Step 4. Speak in a low tone
Talking in moderation and in a soft tone is a good way to change the atmosphere of the interaction. The howler will be forced to speak the same language as you because of the clear difference your voice will impose in the discussion. Another advantage is that he will strive to listen to you, which means he will somehow change his mindset to listen to you. This will distract from the current anger and tension towards the content of what you are saying.
Step 5. See if you want to reconcile
Now that you've taken the trouble to dispel the situation, it's up to you to choose if you want to apologize or if you just want to back away. As you make your decision, consider your relationship with the howler the next time you see him and how much you expect to be out of an awkward situation.
- If that individual is someone you don't want to sever ties with, you can afford to apologize to them by remembering their identity. After all, a howl is just a disgruntled way of expressing your passion and attachment to something.
- If you choose to step back, be aware that you might have a tense encounter with him the next time you see him.
Part 3 of 3: react to avoid the danger
Step 1. Know your rights
It is important that you know your rights in such situations. Build confidence in yourself and dispel the fear of being yelled at by reviewing certain rights. For example, you still have the right to be treated with respect and consideration, as well as the right to your own space.
- In the workplace, your rights in a tidy and harmless environment may be clouded by your rank or the attitude you hope you maintain. However, while your superiors have a greater right to assert themselves in service, you still have the right to resist situations in which you notice that your well-being is threatened. If the screaming persists, use your company's human resources department or employee guide to learn more about specific employee conflict resolution policies.
- When a romantic partner yells at you, it's easier to accept out of love or out of a desire to continue the relationship. However, try to understand that this howling is now part of a relationship that you are struggling to make lasting. You have the right to express your needs in a relationship, and another fundamental right to this is the right not to be dominated or threatened.
Step 2. Stop communicating
If this person who verbally bullies you is doing it on a regular basis, and you've tried to explain to them how these behaviors hurt you a number of times, the best way to protect yourself would be to cut off all communication with them.

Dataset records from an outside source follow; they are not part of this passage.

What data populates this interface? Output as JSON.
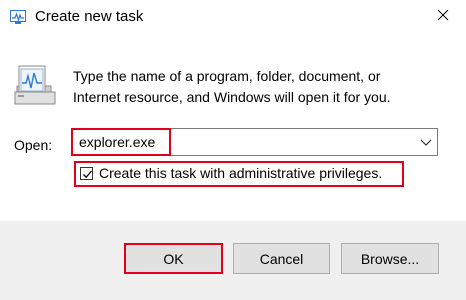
{
  "window": {
    "title": "Create new task",
    "icon": "task-manager-icon",
    "close_icon": "close-icon"
  },
  "prompt": {
    "icon": "run-program-icon",
    "line1": "Type the name of a program, folder, document, or",
    "line2": "Internet resource, and Windows will open it for you."
  },
  "open": {
    "label": "Open:",
    "value": "explorer.exe",
    "dropdown_icon": "chevron-down-icon"
  },
  "admin_option": {
    "label": "Create this task with administrative privileges.",
    "checked": true
  },
  "buttons": {
    "ok": "OK",
    "cancel": "Cancel",
    "browse": "Browse..."
  },
  "colors": {
    "highlight": "#e3001b",
    "footer_bg": "#f0f0f0",
    "button_bg": "#e1e1e1",
    "icon_blue": "#2b79d8"
  }
}
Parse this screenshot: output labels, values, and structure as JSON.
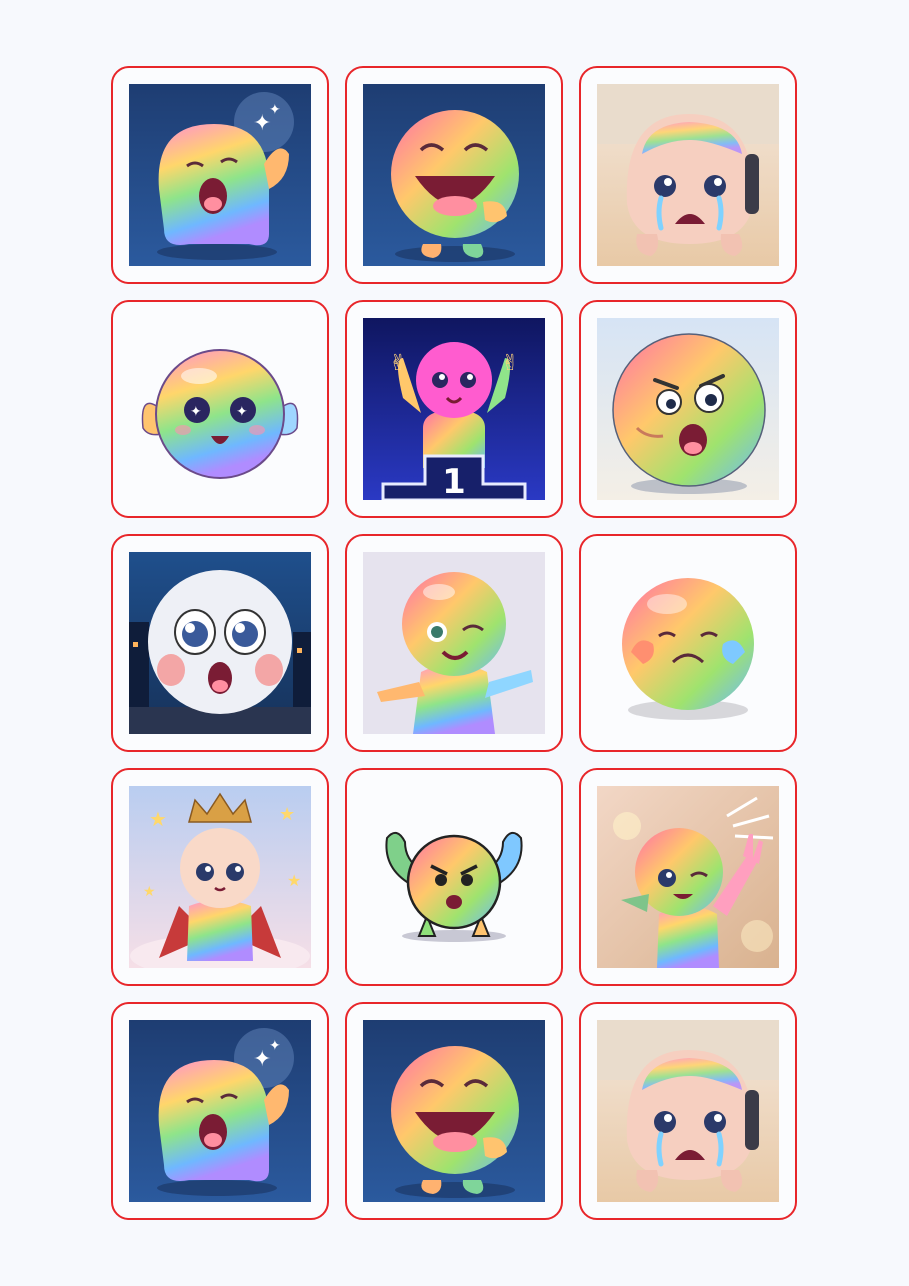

Considering the type of relationship you have with this person, you may be better off avoiding a confrontation with them by sending a note or email to tell them that you don't want any more communication. You have the right to express yourself when you are tired of it.
Step 3. Seek outside help
Does the howler seem to refuse to calm down? Are you worried that he is constantly threatening you in your life? If you see that the situation escalates into a potential danger, do not hesitate to contact emergency services. If danger is imminent, call 112.